No difference between the groups was found with regard to baseline characteristics and treatment, except for the cohort of non-advised patients in which significantly more women and patients without chronic obstructive lung disease were unintentionally included. Despite our attempt to validate the patients’ perioperative smoking habits by measuring CO and cotinine, we cannot eliminate the possibility of some error in self-reporting [34]. The preoperative CO and cotinine illustrate this, because levels were equal in the standard and pooled reminder groups and only marginally reduced compared with levels at inclusion in the study. The lack of a difference probably reflects the testing of fasting patients on the day of surgery. Similarly, significant confounders may have affected the preoperative cotinine level. Cotinine is sensitive to environmental smoke and may remain unchanged in smokers who reduce the number of cigarettes smoked, because some tend to smoke each of the remaining cigarettes more intensively than before [35, 36].

Low-intensive intervention to encourage cessation of smoking had no effect on postoperative wound infection. The probable explanation is a type-II error. Valid data on post-herniotomy wound infection in smokers and non-smokers became available only after patient enrollment was terminated [1]. A post-hoc sample-size calculation based on these data disclosed that 7,314 patients should have been included in the study to show an effect on postoperative wound infection. On the basis of the 19% compliance with cessation of smoking found in this study, a sufficiently powered study on postoperative wound infection would have required five times more patients.

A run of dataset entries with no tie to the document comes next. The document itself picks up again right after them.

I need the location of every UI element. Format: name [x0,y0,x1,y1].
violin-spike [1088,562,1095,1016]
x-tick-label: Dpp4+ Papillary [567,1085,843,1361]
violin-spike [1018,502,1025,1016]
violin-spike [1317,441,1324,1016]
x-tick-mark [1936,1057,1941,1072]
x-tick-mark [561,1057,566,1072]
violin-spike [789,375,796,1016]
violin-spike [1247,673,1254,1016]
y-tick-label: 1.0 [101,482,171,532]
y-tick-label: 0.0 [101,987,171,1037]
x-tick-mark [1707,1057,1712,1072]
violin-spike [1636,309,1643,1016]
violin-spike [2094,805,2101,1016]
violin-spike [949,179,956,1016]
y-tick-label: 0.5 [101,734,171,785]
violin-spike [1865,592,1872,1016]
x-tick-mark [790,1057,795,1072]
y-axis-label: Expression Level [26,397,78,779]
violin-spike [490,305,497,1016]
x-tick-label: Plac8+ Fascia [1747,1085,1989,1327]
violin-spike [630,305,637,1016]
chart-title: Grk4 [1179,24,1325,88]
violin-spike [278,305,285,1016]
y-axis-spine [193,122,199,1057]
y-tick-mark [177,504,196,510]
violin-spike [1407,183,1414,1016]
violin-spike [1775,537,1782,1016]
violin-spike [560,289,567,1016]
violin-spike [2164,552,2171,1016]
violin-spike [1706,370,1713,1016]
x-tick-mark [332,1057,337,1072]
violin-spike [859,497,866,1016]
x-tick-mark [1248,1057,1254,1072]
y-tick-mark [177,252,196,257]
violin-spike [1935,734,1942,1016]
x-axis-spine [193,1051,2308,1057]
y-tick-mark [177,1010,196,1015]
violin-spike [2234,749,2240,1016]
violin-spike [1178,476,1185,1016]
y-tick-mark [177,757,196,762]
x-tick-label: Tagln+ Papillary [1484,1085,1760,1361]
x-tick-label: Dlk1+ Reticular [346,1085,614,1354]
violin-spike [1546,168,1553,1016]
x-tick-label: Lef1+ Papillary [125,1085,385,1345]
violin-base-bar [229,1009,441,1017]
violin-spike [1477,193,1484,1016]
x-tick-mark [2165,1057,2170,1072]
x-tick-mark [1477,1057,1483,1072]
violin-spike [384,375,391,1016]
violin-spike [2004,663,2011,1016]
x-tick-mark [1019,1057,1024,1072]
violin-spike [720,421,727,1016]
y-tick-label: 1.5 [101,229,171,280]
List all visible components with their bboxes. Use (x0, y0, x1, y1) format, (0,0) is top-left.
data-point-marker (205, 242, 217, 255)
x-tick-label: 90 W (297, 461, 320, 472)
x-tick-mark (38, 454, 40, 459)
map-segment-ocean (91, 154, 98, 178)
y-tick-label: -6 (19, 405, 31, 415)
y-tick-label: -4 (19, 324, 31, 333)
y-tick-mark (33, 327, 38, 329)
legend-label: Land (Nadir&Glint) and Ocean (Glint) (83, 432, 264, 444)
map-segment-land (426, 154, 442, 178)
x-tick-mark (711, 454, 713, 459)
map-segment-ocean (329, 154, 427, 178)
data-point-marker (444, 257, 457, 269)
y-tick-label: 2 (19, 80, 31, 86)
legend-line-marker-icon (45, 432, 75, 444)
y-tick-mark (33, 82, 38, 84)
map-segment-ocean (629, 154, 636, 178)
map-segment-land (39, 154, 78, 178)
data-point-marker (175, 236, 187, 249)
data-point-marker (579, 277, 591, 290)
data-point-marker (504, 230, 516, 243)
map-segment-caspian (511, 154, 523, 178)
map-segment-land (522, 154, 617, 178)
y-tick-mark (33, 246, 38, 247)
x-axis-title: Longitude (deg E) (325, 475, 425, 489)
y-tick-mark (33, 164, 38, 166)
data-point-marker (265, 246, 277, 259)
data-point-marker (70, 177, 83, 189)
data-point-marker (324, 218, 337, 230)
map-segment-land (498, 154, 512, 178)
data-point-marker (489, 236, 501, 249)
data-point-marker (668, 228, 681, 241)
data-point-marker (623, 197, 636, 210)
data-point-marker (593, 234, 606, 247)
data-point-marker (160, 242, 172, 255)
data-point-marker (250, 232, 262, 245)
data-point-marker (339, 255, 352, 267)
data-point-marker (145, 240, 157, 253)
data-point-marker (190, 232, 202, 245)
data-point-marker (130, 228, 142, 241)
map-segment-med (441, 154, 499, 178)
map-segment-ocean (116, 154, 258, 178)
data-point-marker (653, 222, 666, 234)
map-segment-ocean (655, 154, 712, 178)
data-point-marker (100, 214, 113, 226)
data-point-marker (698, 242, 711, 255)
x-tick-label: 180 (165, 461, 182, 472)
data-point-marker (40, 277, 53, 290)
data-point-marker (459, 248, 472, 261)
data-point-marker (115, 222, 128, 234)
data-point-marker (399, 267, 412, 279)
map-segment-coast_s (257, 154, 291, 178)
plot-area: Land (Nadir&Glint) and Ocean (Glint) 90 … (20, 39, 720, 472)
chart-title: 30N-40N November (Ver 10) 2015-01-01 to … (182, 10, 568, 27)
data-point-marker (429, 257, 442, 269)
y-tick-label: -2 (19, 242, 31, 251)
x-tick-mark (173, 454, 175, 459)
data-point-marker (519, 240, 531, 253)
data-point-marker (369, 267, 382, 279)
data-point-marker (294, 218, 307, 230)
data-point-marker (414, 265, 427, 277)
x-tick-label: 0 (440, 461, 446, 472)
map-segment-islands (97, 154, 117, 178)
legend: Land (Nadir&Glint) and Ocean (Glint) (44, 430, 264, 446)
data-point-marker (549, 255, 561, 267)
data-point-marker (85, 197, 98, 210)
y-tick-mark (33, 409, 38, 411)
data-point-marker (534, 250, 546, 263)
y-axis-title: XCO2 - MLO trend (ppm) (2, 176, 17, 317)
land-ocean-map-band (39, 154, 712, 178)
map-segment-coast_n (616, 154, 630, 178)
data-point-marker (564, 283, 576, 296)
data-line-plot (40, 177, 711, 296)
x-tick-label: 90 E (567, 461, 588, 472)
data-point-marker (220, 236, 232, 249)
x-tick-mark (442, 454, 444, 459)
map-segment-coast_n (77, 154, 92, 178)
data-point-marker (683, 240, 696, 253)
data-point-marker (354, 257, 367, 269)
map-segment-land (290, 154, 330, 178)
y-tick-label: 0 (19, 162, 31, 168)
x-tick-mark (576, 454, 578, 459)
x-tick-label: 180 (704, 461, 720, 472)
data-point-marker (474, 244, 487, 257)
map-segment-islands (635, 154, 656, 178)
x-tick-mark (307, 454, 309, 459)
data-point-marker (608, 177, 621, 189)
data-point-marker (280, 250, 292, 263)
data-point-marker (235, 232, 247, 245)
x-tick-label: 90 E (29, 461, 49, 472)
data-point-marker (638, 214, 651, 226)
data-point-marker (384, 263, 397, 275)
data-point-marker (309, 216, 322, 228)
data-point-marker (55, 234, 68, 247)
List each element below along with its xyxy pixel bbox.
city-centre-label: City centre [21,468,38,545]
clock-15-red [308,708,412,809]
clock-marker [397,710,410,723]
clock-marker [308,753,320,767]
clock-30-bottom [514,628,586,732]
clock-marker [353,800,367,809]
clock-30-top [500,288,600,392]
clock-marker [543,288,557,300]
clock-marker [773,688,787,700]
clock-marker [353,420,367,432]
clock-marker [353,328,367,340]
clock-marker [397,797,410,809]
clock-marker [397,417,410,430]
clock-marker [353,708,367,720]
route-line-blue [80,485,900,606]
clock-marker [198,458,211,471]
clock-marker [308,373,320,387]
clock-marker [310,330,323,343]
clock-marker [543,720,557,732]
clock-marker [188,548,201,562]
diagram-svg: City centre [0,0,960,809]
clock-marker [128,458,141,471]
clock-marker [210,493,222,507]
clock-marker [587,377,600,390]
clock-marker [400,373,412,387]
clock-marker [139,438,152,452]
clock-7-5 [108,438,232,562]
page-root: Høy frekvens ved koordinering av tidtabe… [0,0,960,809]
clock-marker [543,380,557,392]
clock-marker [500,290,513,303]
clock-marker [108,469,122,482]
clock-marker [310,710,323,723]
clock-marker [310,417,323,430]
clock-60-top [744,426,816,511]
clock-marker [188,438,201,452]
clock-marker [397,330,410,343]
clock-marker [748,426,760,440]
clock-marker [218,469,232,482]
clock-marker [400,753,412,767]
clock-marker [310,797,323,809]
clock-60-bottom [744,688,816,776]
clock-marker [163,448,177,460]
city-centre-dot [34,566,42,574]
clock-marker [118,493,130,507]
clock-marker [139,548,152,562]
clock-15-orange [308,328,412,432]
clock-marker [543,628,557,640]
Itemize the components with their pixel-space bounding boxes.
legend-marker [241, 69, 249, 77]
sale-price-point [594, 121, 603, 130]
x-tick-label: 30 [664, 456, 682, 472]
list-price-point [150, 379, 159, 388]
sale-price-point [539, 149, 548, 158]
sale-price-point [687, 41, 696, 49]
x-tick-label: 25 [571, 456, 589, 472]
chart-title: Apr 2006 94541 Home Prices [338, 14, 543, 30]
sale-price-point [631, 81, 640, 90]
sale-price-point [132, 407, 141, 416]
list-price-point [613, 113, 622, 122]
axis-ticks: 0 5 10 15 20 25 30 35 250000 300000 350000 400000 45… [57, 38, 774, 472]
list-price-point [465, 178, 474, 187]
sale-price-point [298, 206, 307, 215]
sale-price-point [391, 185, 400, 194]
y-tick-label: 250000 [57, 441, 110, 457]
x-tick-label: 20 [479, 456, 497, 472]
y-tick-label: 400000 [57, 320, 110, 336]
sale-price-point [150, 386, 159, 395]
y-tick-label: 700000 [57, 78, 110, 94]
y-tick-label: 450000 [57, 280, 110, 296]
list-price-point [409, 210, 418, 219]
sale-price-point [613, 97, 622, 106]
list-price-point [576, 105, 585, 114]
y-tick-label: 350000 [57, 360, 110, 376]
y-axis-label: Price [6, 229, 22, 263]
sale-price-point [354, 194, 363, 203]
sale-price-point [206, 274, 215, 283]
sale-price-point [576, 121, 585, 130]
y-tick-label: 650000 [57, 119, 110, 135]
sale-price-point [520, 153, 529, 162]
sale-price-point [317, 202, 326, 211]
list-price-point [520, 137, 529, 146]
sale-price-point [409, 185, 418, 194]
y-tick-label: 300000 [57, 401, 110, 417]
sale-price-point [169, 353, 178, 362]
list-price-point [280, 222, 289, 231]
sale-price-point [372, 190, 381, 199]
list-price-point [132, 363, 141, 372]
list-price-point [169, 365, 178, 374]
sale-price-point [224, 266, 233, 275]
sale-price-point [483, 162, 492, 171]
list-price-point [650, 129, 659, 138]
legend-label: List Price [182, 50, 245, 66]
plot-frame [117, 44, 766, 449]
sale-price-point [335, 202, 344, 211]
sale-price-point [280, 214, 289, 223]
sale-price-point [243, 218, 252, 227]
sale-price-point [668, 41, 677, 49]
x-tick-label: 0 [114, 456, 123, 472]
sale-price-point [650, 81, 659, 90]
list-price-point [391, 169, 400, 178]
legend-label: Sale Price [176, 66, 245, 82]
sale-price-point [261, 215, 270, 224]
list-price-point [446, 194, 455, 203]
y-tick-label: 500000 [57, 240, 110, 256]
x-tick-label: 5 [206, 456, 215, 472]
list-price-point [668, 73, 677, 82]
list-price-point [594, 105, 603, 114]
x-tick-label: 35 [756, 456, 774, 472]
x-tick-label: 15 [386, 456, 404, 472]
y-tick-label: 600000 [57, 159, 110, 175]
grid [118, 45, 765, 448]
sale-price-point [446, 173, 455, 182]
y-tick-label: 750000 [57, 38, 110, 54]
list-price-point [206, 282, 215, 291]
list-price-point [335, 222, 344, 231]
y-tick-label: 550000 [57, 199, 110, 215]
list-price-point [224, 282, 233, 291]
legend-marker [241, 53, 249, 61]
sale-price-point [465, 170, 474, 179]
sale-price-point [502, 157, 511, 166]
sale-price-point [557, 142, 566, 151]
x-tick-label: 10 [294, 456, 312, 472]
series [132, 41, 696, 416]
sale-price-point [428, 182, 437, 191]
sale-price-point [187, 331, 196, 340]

In conclusion, simple preoperative advice to stop smoking before herniotomy helps approximately one fifth of patients to stop smoking perioperatively. If subsequently reminded also, the patients are more likely to stop or reduce smoking. Failure to stop smoking is greater if the patients are not motivated and if the CO breath-test is high at the time of the preoperative advice. These factors may help to identify patients who need more intensive counseling and individual support to stop smoking.